Why does this matter? Well, have you just convinced your company to invest in technology that scans your network for Social Security Numbers, Credit Card Numbers, Bank Account Numbers, Routing Numbers, HealthCare Identifiers, etc. because you were charged with finding and eliminating these kinds of threats? Unless you understand the differences between SI and PII, the task will be much more difficult than you imagined. That’s because there are two different strategies that vendors use to find SI, and both of them have flaws.
Let’s call the first method the Optimist method. The Optimist assumes an orderly world where Social Security Numbers are always stored in a format like NNN-NN-NNNN, nine digits separated into three groups (three digits, two digits and four digits) by dashes. Maybe your Optimist has had a brush of reality, and will recognize Social Security Numbers with a single spaces instead of dashes, but that is as realistic as they will get. Unfortunately, reality can be cruel, often storing Social Security numbers as nine digits without dashes grouping them, or with lots of space between the groups. It can even be stored in three separate fields that alone are unrecognizable as a Social Security number, and only make sense when displayed in a companion form that supplies the dashes and readability of the data. For these reasons, the Optimist can, and does, miss SI. (Most vendors use this method, so odds are this is what you bought).
Compare that with the Pessimist method. The Pessimist knows how disorderly reality is and casts as wide a net as possible when searching. Not only will they match any sequence of nine consecutive digits, they will also match any series of three, then two, then four digits separated by any number of non-alphanumeric characters.The Pessimist isn’t likely to miss any SI at all. The problem is all the false positive matches they will find. You will be surprised how many nine digit numbers you will find that aren’t really Social Security numbers. While both methods generate false positives and while there are well known practices used by both methods to minimize those false positives, you’ll get far more of them from a Pessimist than an Optimist. In some datasets, the false positives can be overwhelming.
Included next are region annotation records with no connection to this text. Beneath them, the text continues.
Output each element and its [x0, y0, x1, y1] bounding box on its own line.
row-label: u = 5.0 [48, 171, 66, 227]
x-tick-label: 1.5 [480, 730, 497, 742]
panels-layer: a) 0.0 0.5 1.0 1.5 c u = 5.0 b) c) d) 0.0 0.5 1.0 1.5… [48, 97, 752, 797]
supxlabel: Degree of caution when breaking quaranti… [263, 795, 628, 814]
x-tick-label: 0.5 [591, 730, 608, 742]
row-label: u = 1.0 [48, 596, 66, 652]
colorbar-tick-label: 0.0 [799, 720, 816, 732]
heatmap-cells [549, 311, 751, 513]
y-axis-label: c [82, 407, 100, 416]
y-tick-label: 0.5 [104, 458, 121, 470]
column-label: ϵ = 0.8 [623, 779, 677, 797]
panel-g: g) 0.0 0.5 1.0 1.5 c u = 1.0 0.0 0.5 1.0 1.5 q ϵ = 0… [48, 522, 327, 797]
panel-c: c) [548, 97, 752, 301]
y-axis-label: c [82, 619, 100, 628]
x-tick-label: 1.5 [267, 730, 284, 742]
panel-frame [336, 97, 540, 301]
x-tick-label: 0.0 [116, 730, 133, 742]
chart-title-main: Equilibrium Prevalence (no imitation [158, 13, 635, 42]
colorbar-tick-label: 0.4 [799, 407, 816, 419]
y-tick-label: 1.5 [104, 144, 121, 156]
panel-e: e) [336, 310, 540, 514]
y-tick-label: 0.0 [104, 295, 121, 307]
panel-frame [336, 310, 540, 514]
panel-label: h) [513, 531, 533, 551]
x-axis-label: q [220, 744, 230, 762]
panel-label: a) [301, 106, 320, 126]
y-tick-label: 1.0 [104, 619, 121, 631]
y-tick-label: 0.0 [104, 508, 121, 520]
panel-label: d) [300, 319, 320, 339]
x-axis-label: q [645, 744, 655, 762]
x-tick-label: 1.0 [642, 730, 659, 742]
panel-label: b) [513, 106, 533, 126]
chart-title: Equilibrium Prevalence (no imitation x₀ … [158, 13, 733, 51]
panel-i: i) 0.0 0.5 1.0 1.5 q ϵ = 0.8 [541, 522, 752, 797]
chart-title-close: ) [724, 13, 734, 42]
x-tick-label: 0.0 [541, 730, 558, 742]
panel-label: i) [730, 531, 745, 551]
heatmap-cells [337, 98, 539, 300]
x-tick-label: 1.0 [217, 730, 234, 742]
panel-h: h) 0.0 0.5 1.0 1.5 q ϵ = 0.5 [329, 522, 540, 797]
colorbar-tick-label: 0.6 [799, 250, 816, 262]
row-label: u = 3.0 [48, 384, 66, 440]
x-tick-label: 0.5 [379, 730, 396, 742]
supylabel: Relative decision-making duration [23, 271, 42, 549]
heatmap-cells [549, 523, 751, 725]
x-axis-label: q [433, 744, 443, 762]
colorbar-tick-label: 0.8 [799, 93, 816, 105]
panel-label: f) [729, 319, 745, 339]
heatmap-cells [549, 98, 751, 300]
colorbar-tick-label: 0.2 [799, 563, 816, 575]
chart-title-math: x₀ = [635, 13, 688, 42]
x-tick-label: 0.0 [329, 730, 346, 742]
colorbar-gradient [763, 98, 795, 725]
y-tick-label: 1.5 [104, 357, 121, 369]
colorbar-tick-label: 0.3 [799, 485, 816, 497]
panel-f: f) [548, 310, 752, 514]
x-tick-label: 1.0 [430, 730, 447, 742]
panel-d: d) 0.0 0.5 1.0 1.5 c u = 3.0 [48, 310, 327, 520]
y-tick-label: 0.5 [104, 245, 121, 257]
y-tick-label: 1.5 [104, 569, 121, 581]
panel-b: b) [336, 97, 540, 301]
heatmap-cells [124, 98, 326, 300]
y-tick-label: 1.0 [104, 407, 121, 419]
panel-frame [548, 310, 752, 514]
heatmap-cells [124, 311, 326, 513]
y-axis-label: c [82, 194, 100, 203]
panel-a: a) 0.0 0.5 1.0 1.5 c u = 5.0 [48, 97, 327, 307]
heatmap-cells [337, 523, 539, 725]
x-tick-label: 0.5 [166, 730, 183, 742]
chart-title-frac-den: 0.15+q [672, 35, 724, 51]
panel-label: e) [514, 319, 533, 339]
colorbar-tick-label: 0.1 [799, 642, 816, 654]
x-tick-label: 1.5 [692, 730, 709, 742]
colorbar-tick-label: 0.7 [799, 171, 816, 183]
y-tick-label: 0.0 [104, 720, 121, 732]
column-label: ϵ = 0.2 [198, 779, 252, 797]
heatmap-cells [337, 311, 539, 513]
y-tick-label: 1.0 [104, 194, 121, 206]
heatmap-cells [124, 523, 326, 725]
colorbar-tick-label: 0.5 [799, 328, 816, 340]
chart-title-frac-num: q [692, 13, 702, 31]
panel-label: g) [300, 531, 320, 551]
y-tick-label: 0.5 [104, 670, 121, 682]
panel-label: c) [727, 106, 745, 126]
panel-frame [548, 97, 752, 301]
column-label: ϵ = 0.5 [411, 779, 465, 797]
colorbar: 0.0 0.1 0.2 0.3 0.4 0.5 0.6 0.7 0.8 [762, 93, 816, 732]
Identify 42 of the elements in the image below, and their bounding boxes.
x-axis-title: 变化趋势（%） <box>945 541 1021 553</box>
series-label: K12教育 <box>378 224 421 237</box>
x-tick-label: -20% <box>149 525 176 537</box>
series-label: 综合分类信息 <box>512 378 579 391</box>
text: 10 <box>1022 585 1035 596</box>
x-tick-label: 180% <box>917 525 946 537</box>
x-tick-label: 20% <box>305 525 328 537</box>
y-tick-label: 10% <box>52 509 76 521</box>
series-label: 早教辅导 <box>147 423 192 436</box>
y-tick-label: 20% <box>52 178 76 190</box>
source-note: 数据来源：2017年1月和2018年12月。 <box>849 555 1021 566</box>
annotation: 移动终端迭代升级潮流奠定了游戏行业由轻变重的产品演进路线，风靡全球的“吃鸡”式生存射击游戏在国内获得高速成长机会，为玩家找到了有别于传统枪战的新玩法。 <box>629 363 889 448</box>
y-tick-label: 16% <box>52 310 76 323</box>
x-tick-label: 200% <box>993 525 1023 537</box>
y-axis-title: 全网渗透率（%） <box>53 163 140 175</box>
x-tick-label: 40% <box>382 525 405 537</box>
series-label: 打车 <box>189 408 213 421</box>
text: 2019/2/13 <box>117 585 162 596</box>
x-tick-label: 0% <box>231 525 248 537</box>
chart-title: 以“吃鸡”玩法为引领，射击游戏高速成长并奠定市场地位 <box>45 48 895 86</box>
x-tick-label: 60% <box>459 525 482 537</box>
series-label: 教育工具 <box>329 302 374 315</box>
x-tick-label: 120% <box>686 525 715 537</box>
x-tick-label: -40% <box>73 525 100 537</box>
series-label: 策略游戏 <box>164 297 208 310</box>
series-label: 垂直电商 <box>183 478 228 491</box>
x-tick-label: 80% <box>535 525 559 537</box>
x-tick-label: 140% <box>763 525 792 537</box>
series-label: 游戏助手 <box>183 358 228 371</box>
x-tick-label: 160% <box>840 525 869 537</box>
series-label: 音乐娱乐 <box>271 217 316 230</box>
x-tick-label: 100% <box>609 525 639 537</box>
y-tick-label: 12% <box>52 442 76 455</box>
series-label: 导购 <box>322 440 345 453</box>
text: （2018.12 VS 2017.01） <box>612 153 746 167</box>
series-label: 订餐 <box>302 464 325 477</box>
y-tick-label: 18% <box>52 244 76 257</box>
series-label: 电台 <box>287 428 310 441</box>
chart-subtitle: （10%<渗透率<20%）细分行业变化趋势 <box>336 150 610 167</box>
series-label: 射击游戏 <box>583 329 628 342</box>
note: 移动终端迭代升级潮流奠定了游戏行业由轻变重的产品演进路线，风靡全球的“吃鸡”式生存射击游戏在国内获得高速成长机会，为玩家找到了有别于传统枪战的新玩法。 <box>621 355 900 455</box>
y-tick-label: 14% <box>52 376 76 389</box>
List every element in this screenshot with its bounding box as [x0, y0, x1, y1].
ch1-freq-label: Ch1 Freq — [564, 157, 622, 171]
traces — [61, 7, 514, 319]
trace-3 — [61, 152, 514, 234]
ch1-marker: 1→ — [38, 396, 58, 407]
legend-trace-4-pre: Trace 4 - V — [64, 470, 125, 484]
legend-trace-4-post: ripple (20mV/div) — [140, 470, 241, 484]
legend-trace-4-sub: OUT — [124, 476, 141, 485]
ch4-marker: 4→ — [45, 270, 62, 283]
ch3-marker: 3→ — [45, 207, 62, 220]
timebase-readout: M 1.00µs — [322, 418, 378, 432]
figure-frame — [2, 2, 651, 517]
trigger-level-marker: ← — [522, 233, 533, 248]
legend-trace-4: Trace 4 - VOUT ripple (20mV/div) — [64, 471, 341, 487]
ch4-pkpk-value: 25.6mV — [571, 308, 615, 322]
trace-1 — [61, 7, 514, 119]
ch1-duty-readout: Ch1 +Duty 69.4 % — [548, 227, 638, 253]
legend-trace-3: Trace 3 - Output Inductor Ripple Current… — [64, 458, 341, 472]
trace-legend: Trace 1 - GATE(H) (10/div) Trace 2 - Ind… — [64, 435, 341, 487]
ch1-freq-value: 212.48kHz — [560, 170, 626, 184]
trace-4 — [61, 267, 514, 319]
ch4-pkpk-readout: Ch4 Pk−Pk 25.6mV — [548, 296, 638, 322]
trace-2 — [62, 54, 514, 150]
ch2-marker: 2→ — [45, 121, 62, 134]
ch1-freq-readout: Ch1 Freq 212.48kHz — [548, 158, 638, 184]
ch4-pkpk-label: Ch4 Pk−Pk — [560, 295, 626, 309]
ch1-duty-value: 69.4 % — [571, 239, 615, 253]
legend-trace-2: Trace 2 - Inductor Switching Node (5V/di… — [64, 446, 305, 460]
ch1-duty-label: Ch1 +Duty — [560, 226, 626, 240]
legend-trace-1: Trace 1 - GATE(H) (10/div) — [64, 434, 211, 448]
It’s possible to further minimize Pessimist false positives by, for example excluding search results that aren’t near strings like “Social” or “Security” or “SSN” or “Employee” when searching for Social Security Numbers, or for ‘Credit Card”, “Amex”, “Visa”, “MasterCard” when searching for Credit Card numbers. A search like that would hit the credit card number above, regardless of how the number was formatted. Using that technique on a dataset that was pronounced “Clean of SI” after it was processed by an Optimist, you will find lots of examples they missed. It’s a very effective way to quickly find the flaws in an Optimist implementation. Of course, that is also likely to end up excluding SI that the Optimist found that did not have those strings.
So if an Optimist is foolproof, and a Pessimist can generate too many false positives, what’s to be done? That’s the true value of searching for PII. Since SI is only a problem when it is matched with PII, then it follows that by using a tool that implements the Pessimistic method to search for SI only where it is near PII (the last names of all your employees or customers for instance), you can efficiently find all the SI that truly puts your organization at risk. That means that if your dataset is large, you will need a pretty powerful indexing engine and a well thought out search process, but at least you can be confident that the task can be successfully completed.
Still don’t believe me? You’re welcome to argue the point with me on LinkedIn. And no, that’s not my credit card number, and now that you have my PII, I won’t be posting the real one.